Livia Teixeira Leal – Os Cartórios possuem um papel muito importante para viabilizar a manifestação de vontade do usuário em vida em relação ao destino de seus bens digitais, ou mesmo para a previsão de restrições quanto à utilização de voz e imagem para recriação digital e quanto ao uso de seus dados pessoais, de forma mais segura. O respeito ao desejo do titular dos conteúdos é um ponto de convergência entre as diversas visões a respeito do tema, de modo que deixar disposições de vontade por escrito pode garantir que a destinação desses bens digitais ocorra de acordo com a vontade manifestada, evitando ainda mais insegurança e divergências entre os familiares.


CNB/RJ – Quais as regras para que os bens possam fazer parte de instrumentos de sucessão tais como testamento e inventários e quais os benefícios desse ganho para a sociedade?

Livia Teixeira Leal – É possível incluir em testamentos disposições relacionadas à destinação de contas que possuam valor afetivo e também daquelas que tenham expressão econômica, devendo o titular observar, contudo, as peculiaridades dos conteúdos, para que não acabe por violar outros direitos juridicamente tutelados. Por exemplo, um médico que receba informações privadas, exames, fotos, etc. de pacientes por meio de seu WhatsApp, deve ter cuidado com o compartilhamento dessas informações de forma indevida, em razão do sigilo profissional que lhe é imposto, o que também se reflete no exercício de sua autonomia ao incluir disposições em testamento que versem sobre essa conta.

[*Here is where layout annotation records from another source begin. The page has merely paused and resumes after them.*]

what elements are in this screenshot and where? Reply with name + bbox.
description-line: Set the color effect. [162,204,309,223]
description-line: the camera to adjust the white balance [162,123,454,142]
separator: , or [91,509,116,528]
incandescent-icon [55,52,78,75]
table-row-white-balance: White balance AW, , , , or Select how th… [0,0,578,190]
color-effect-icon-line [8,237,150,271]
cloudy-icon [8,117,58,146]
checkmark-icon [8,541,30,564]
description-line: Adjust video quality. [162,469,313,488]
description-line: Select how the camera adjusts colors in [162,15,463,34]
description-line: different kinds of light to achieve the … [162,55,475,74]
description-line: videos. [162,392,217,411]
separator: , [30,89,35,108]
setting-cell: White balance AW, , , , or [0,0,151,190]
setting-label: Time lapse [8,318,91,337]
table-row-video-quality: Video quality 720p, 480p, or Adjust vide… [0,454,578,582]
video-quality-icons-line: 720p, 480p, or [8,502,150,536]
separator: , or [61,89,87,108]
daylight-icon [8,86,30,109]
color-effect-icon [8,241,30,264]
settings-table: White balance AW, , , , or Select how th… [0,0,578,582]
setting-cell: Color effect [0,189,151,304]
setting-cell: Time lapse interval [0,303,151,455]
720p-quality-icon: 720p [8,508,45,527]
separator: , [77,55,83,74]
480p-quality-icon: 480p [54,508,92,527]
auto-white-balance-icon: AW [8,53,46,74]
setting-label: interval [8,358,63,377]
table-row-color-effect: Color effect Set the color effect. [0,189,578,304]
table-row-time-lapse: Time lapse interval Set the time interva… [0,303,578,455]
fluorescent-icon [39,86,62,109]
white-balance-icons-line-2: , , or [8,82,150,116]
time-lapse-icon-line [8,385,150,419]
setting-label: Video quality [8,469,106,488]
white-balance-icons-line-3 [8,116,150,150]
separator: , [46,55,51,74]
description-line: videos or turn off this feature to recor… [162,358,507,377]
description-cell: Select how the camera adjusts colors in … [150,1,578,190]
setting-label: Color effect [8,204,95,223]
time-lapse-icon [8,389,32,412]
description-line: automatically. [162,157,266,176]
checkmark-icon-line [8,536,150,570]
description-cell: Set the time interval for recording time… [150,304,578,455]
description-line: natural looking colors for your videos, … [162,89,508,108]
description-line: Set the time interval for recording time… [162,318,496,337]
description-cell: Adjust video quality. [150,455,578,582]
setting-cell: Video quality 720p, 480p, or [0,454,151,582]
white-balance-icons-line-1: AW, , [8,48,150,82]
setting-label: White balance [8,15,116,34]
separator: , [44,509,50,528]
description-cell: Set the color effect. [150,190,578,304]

Já no caso de uma celebridade que possua um perfil monetizado, que lhe gere rendimentos, seria importante incluir disposições relativas à forma de administração dessa conta após a sua morte, a destinação dos valores obtidos, etc. Também se deve considerar as regras de Direito Sucessório, a exemplo da legítima dos herdeiros necessários, que pode restringir a autonomia do testador, bastando observar que atualmente há diversos bens digitais que possuem expressão econômica superior à de imóveis, o que pode impactar no cálculo da reserva pertinente à legítima. Com o incremento dessa “vida online”, a sucessão de bens digitais se torna imprescindível para garantir que o patrimônio construído por aquela pessoa em vida seja transmitido aos herdeiros com a sua morte.


CNB/RJ – Como profissional da área de Direito Digital, que está em constante transformação, como vê o futuro da advocacia notarial e extrajudicial, tendo como base a procura cada vez mais comum pela segurança jurídica de bens intangíveis como os digitais?

Livia Teixeira Leal – O advogado não pode mais se manter alheio às transformações proporcionadas pelo avanço tecnológico na vida dos indivíduos, já que o tratamento jurídico dos bens digitais, inclusive no âmbito sucessório, se trata, como já dito, de demanda crescente. Nesse sentido, o planejamento sucessório hoje terá que considerar com muita frequência os bens digitais do sujeito, o que exige do profissional do Direito uma atualização constante em relação a tais temas.